Plan’s Trustees and Actuaries Dispute Treasury Staff’s Conclusions
In December 2019, the American Federation of Musicians and Employers’ Pension Fund (AFM-EPF, the Plan) filed an application with the U.S. Treasury Department to reduce benefits under the Multiemployer Pension Reform Act (MPRA) in an attempt to save the Plan and avoid insolvency (running out of money). Treasury has a deadline of August 11, 2020 to decide whether to approve or deny our application.
Treasury Staff recently advised the AFM-EPF that it disagrees with two of the actuarial assumptions used in our application. On this basis, Treasury Staff will recommend that the Secretary of the Treasury deny the application. Unless the Secretary overrules Treasury Staff and approves our application, benefits will not be reduced on January 1, 2021, and our Plan will continue on its path toward insolvency—unless the Trustees prepare and submit a new MPRA application.
Many other plans in a similar situation have withdrawn their application rather than have Treasury deny it. However, if Treasury denies the application, it must publish a letter describing the reasons for the denial.

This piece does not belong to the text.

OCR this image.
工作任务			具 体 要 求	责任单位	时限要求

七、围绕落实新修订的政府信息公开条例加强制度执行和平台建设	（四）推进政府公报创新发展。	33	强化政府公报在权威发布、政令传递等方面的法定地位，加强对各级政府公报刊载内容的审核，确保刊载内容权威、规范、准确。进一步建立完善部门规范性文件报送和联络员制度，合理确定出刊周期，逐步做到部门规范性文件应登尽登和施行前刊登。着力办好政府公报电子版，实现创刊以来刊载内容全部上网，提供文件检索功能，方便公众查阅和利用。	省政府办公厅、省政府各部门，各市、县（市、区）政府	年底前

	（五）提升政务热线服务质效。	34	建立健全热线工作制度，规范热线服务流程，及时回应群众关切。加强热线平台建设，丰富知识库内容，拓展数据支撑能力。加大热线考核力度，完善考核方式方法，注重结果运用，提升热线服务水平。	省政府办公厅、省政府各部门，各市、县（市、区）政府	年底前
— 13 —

In the interest of transparency, we feel it is important for all of our participants and beneficiaries to understand the precise reasons for the recommended denial by Treasury Staff, and, just as important, the elements of the application that were not the reasons for the denial. We have therefore decided not to withdraw the MPRA application.
We strongly disagree with Treasury Staff’s position on the two assumptions, and our actuaries stand firmly by all of the assumptions used in the application. Even more to the point, Treasury Staff is recommending denial despite the fact that we demonstrated the proposed benefit reduction would prevent the Plan from running out of money even if we used the assumptions that Treasury Staff preferred.
We have sent a letter to Treasury Secretary Steven Mnuchin conveying this message and asking him to overrule the expected Treasury Staff recommendation and not deny the application. You can click here to read this letter, which contains a more thorough explanation of why Treasury Staff’s conclusions are simply incorrect.
We are, however, pleased that Treasury Staff stated unequivocally that they had no issue with the other elements of our application, including whether the proposed benefit reductions are equitably distributed across the participant population, whether the Trustees took all reasonable measures to avoid insolvency prior to filing the application, or any of the other assumptions. This will put us in a position to refile on an expedited basis.
The Trustees remain committed to protecting the solvency of the Plan. We will notify you when Treasury releases its official decision on the application between now and Tuesday, August 11. If Treasury denies the application, we will regroup with our advisors, review the Plan’s current situation and decide on a course moving forward.